Au fil de ses poésies, romans, essais, contes, le Vénissian Mahamoud M’Saidie n’en finit pas d’explorer et de questionner sa terre natale des Comores. Son nouveau roman, J’ai épousé un Blanc, se situe au moment de l’indépendance de l’archipel (Grande Comore, Anjouan et Mohéli), seule Mayotte demeurant française.
Maliza a été élevée auprès de colons blancs, à qui ses parents ont confié sa scolarité. Ce qui a valu à ces derniers des critiques dans leur village. La jeune Comorienne tombe amoureuse de Frédéric et les deux jeunes gens décident de se marier, soutenus par certains membres de leurs communautés respectives mais désapprouvés par la majorité. Car Frédéric est blanc et, autant d’un côté que de l’autre, ce mariage est mal vu.
La force du roman est de montrer que rien n’est simple quand il s’agit de culture et de couleur de peau et les propos racistes fusent de part et d’autre. L’amour est le plus fort et Mahamoud M’Saidie ne s’arrête pas à cette constatation. Il poursuit son récit, amène des rebondissements et brosse le beau portrait de deux amoureux convaincus de leur juste droit.

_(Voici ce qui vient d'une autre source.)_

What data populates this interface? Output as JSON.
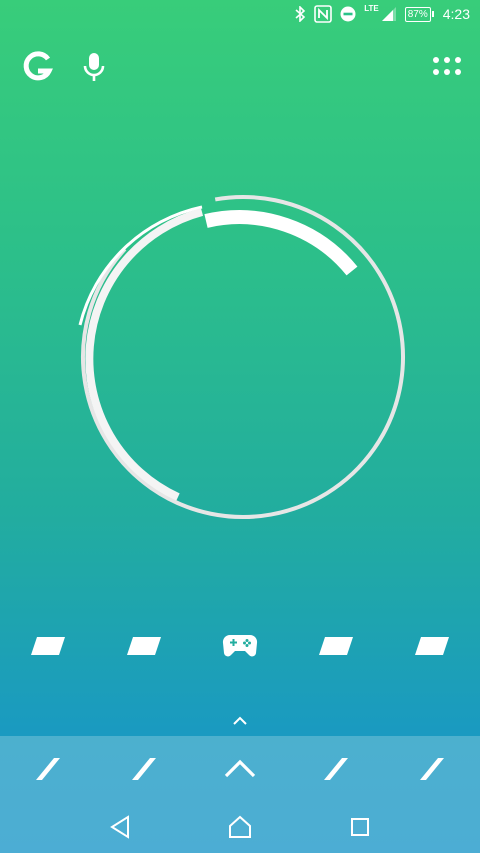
{
  "status_bar": {
    "icons": [
      "bluetooth-icon",
      "nfc-icon",
      "do-not-disturb-icon",
      "lte-signal-icon",
      "battery-icon"
    ],
    "network_label": "LTE",
    "battery_percent": "87%",
    "time": "4:23"
  },
  "search_bar": {
    "google_icon": "google-g-icon",
    "voice_icon": "microphone-icon",
    "menu_icon": "app-grid-icon"
  },
  "clock_widget": {
    "type": "circular-analog-clock",
    "outer_ring_color": "#e8e8e8",
    "hand_color": "#ffffff"
  },
  "home_row": {
    "apps": [
      {
        "icon": "slash-placeholder-icon"
      },
      {
        "icon": "slash-placeholder-icon"
      },
      {
        "icon": "game-controller-icon"
      },
      {
        "icon": "slash-placeholder-icon"
      },
      {
        "icon": "slash-placeholder-icon"
      }
    ]
  },
  "drawer_handle_icon": "chevron-up-icon",
  "dock": {
    "apps": [
      {
        "icon": "slash-placeholder-icon"
      },
      {
        "icon": "slash-placeholder-icon"
      },
      {
        "icon": "chevron-up-icon"
      },
      {
        "icon": "slash-placeholder-icon"
      },
      {
        "icon": "slash-placeholder-icon"
      }
    ]
  },
  "nav_bar": {
    "buttons": [
      "back-icon",
      "home-icon",
      "recents-icon"
    ]
  },
  "colors": {
    "gradient_top": "#38cd7a",
    "gradient_bottom": "#1a97c8",
    "foreground": "#ffffff"
  }
}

« J’ai situé mon roman en 1974-75, explique-t-il, à une époque où les mariages mixtes étaient tabous. Les Blancs n’étaient pas musulmans et les Comoriennes qui sortaient avec eux étaient considérées comme des prostituées. En revanche, de vraies prostituées allaient dans les discothèques uniquement fréquentées par les colons et les légionnaires. »
La présence des chiens
L’auteur décrit également la vie quotidienne dans l’île, les traditions, les a priori, les difficultés et met en scène une belle galerie de personnages, les uns refusant et les autres acceptant la mixité. On apprend ainsi que les musulmans refusent de posséder des chiens. « Ils n’en voulaient pas, reprend Mahamoud M’Saidie. Dans mon village, qui était à une dizaine de minutes à pied de la capitale, Moroni, vivaient de nombreux colons. Mes parents ont grandi en les voyant. Je me souviens qu’on entendait les aboiements de leurs chiens. Cela m’a marqué. Les colons avaient peur parce qu’ils se retrouvaient au milieu d’autochtones et leurs chiens étaient dressés contre d’éventuelles attaques. La conversion à l’Islam, dont il est question dans le livre, était l’arme absolue. La différence entre les deux communautés n’était pas une question de couleur de peau mais de religion et de culture. »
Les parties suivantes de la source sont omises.